Não conheço Moçambique, mas "conheço" Mia Couto e, porque "conheço" Mia Couto, acho que conheço Moçambique. E, mesmo que me digam que Mia Couto não é Moçambique, eu não acredito.
Dizem-me que Moçambique está irrespirável, mas eu finjo que não oiço e vou ler Mia Couto. Este Mia Couto:
"Dá licensss.
A voz empurrava o espaço para dentro, criava assunto.
O que se passa, ó vizinho?, perguntou o do nono.
Se passa o problema de morar. Quando se mora tudo fica perto.
Um prédio é uma casa só, inteira de única. Todos, no prédio, são noivos do mesmo espaço. Matrimoniados pelo mesmo habitar. Acredite, a vizinhança é um casamento. Veja lá: os quartos adormecem encostados uns aos outros. Os filhos dos vizinhos gritamos-lhes ralhando com os nossos. Nos cheiros provamos a comida alheia antes de ela ser servida lá, na respectiva casa.Somos os dois lados da parede, um e outro, não acha?

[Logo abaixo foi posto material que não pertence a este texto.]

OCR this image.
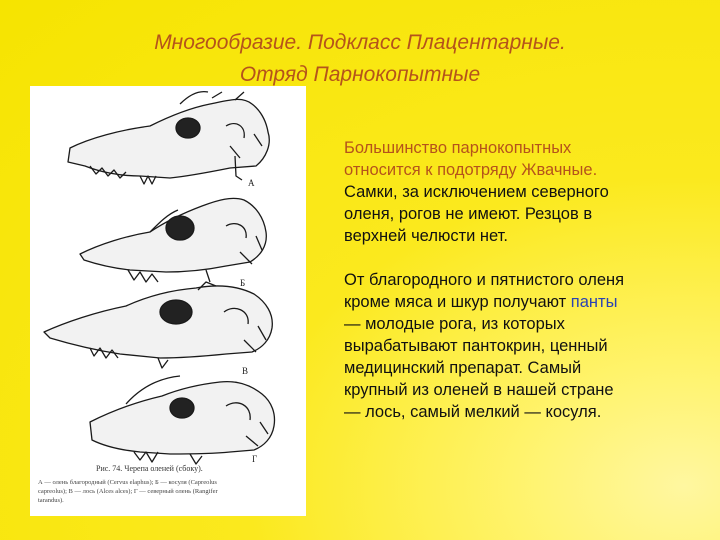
Многообразие. Подкласс Плацентарные.
Отряд Парнокопытные
А
Б
В
Г
Рис. 74. Черепа оленей (сбоку).
А — олень благородный (Cervus elaphus); Б — косуля (Capreolus
capreolus); В — лось (Alces alces); Г — северный олень (Rangifer
tarandus).

Большинство парнокопытных

относится к подотряду Жвачные.

Самки, за исключением северного

оленя, рогов не имеют. Резцов в

верхней челюсти нет.

От благородного и пятнистого оленя

кроме мяса и шкур получают панты

— молодые рога, из которых

вырабатывают пантокрин, ценный

медицинский препарат. Самый

крупный из оленей в нашей стране

— лось, самый мелкий — косуля.
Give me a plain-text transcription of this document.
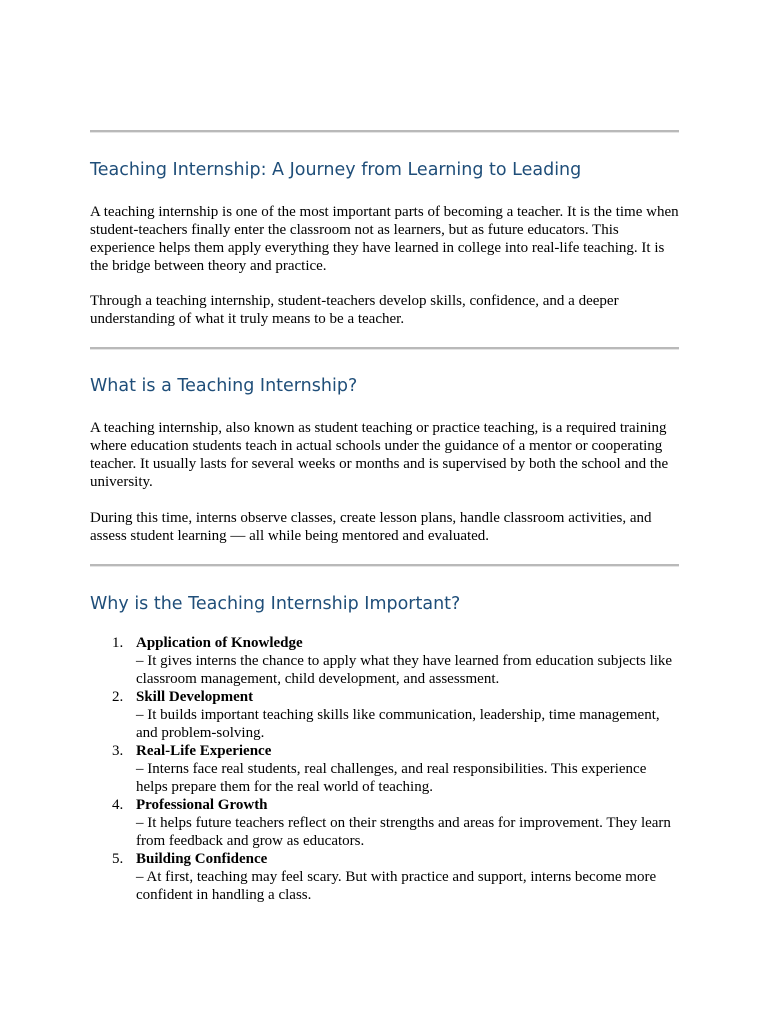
Teaching Internship: A Journey from Learning to Leading

A teaching internship is one of the most important parts of becoming a teacher. It is the time when student-teachers finally enter the classroom not as learners, but as future educators. This experience helps them apply everything they have learned in college into real-life teaching. It is the bridge between theory and practice.

Through a teaching internship, student-teachers develop skills, confidence, and a deeper understanding of what it truly means to be a teacher.

What is a Teaching Internship?

A teaching internship, also known as student teaching or practice teaching, is a required training where education students teach in actual schools under the guidance of a mentor or cooperating teacher. It usually lasts for several weeks or months and is supervised by both the school and the university.

During this time, interns observe classes, create lesson plans, handle classroom activities, and assess student learning — all while being mentored and evaluated.

Why is the Teaching Internship Important?
1. Application of Knowledge
– It gives interns the chance to apply what they have learned from education subjects like classroom management, child development, and assessment.
2. Skill Development
– It builds important teaching skills like communication, leadership, time management, and problem-solving.
3. Real-Life Experience
– Interns face real students, real challenges, and real responsibilities. This experience helps prepare them for the real world of teaching.
4. Professional Growth
– It helps future teachers reflect on their strengths and areas for improvement. They learn from feedback and grow as educators.
5. Building Confidence
– At first, teaching may feel scary. But with practice and support, interns become more confident in handling a class.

E porquê esta toda introdução, meu amigo?
É que é por causa disso, por causa dessa introdução, que eu estou aqui, vizinho.
Então veio a minha casa por causa de uma introdução?
Calma, eu explico: esse seu pilão, no nono andar, barulha até lá no chão. É um barulho: até doenta-nos os ouvidos. Tunc, tunc, tunc ... É de mais, parece que estão a pilar a cabeça da gente. A nossa paciência, caro vizinho, está nos últimos grãos. Desculpe-me, mas eu tenho de lhe fazer esta autocrítica.
O homem do nono andar aceitou a queixa, razão dos incómodos sonoros. E explicou, apontando a menina: a pilosa é a minha sobrinha. Mas tem que ser, desculpe. A farinha toda moemos aqui em casa. Não pilamos por gosto."